In contrast to tinea capitis, tinea pedis can be treated with topical therapy. Topical therapy with miconazole or clotrimazole can be applied once or twice daily for 1 to 4 weeks, depending on the patient’s response. Systemic therapy is combined with topical therapy to prevent recurrences, and data show that 200 mg of itraconazole twice daily for a week results in an 85% cure rate.

Zaoutis cited data indicating that ketoconazole is similar to other azoles but is rarely used anymore compared with other azoles in the treatment of tinea pedis because of its adverse events and toxicity.

Tinea cruris and tinea corporis can be treated with topical azoles or allylamines. Terbinafine is effective in children, and 2 weeks of therapy are generally required. If infections are recalcitrant or recurrent, Zaoutis said to add a course of oral therapy besides the topical therapy.

Onychomycosis cannot be treated with topical agents, he said, because they do not penetrate the nail. Terbinafine, itraconazole or fluconazole should instead be used for 3 months.

Candida treatment

When treating oropharyngeal candidiasis, Zaoutis said he recommends clotrimazole and nystatin. The alternative to topical therapy is fluconazole for moderate to severe disease, which can be administered 6 to 12 mg/day. Duration of therapy is typically 1 to 2 weeks for any of these drugs.

For candidal diaper dermatitis, Zaoutis said topical therapy such as nystatin, miconazole or clotrimazole should be applied to each diaper change or four times a day. For this infection, oral therapy should be reserved for children with frequent recurrences.

Vulvovaginal candidiasis can be treated in one dose of 150 mg, which is “very effective therapy,” Zaoutis said. Topical agents such as miconazole, clotrimazole or nystatin are effective, and data have not indicated that any of these agents are superior. Recurring infections are treated with 10 to 14 days of induction therapy with topical or oral azole, followed by fluconazole once a week for 6 months.
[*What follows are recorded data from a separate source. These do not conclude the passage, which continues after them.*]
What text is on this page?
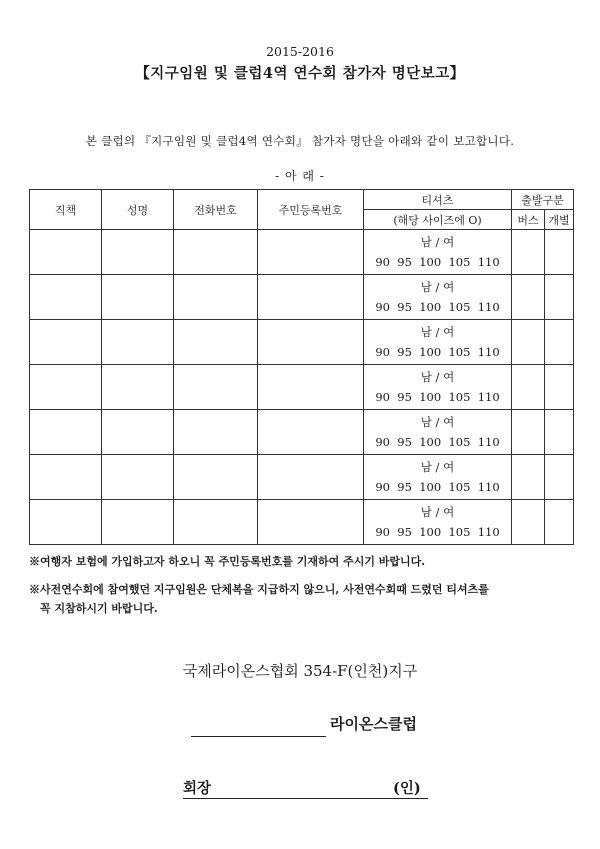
2015-2016
【지구임원 및 클럽4역 연수회 참가자 명단보고】
본 클럽의 『지구임원 및 클럽4역 연수회』 참가자 명단을 아래와 같이 보고합니다.
- 아 래 -
직책	성명	전화번호	주민등록번호	티셔츠	출발구분	
				(해당 사이즈에 O)	버스	개별

				남 / 여
90  95  100  105  110		

				남 / 여
90  95  100  105  110		

				남 / 여
90  95  100  105  110		

				남 / 여
90  95  100  105  110		

				남 / 여
90  95  100  105  110		

				남 / 여
90  95  100  105  110		

				남 / 여
90  95  100  105  110		

※여행자 보험에 가입하고자 하오니 꼭 주민등록번호를 기재하여 주시기 바랍니다.
※사전연수회에 참여했던 지구임원은 단체복을 지급하지 않으니, 사전연수회때 드렸던 티셔츠를
꼭 지참하시기 바랍니다.
국제라이온스협회 354-F(인천)지구
라이온스클럽
회장	(인)
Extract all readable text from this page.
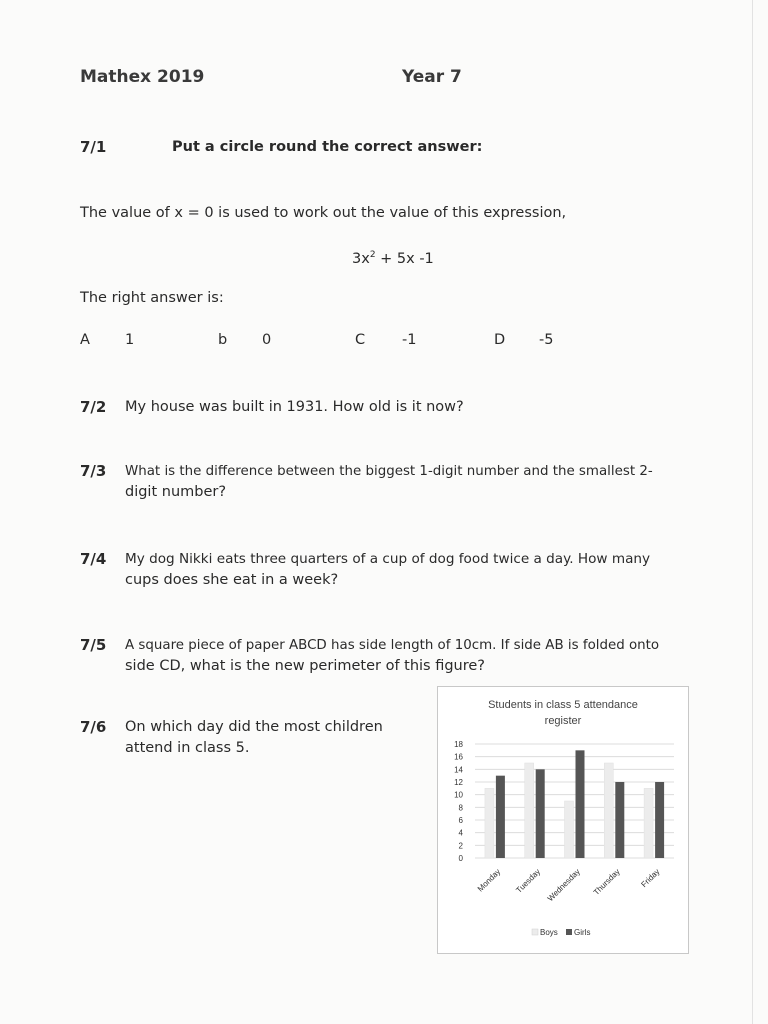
Mathex 2019	Year 7
7/1	Put a circle round the correct answer:
The value of x = 0 is used to work out the value of this expression,
$3x^2 + 5x$ -1
The right answer is:
A 1	b 0	C	-1	D -5
7/2 My house was built in 1931. How old is it now?
7/3 What is the difference between the biggest 1-digit number and the smallest 2-
digit number?
7/4 My dog Nikki eats three quarters of a cup of dog food twice a day. How many
cups does she eat in a week?
7/5 A square piece of paper ABCD has side length of 10cm. If side AB is folded onto
side CD, what is the new perimeter of this figure?
7/6 On which day did the most children
attend in class 5.
Students in class 5 attendance
register
0
2
4
6
8
10
12
14
16
18
Monday Tuesday Wednesday Thursday Friday
Boys Girls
Malassezia furfur treatment

For tinea versicolor treatment, Zaoutis cited data that indicated topical agents are preferred, especially in children. Selenium sulfide suspension, sodium thiosulfate lotion and 3% to 6% salicylic acid should be applied once or twice daily for 2 to 4 weeks. Oral agents are reserved for infections that are recurring, and fluconazole, ketoconazole or itraconazole can be used for 7 to 10 days. The latest data indicate that relapse is common, with 60% in the first year and 80% in the second year. In patients with recurrent infections, Zaoutis said he uses topical selenium sulphide on the first and third day of the month for 6 months, which he considers the safest choice.

For more information:

  • Zaoutis T. Antifungals in the Outpatient Setting. Presented at: the 23rd Annual Infectious Diseases in Children Symposium; Nov. 20-21, 2010; New York City.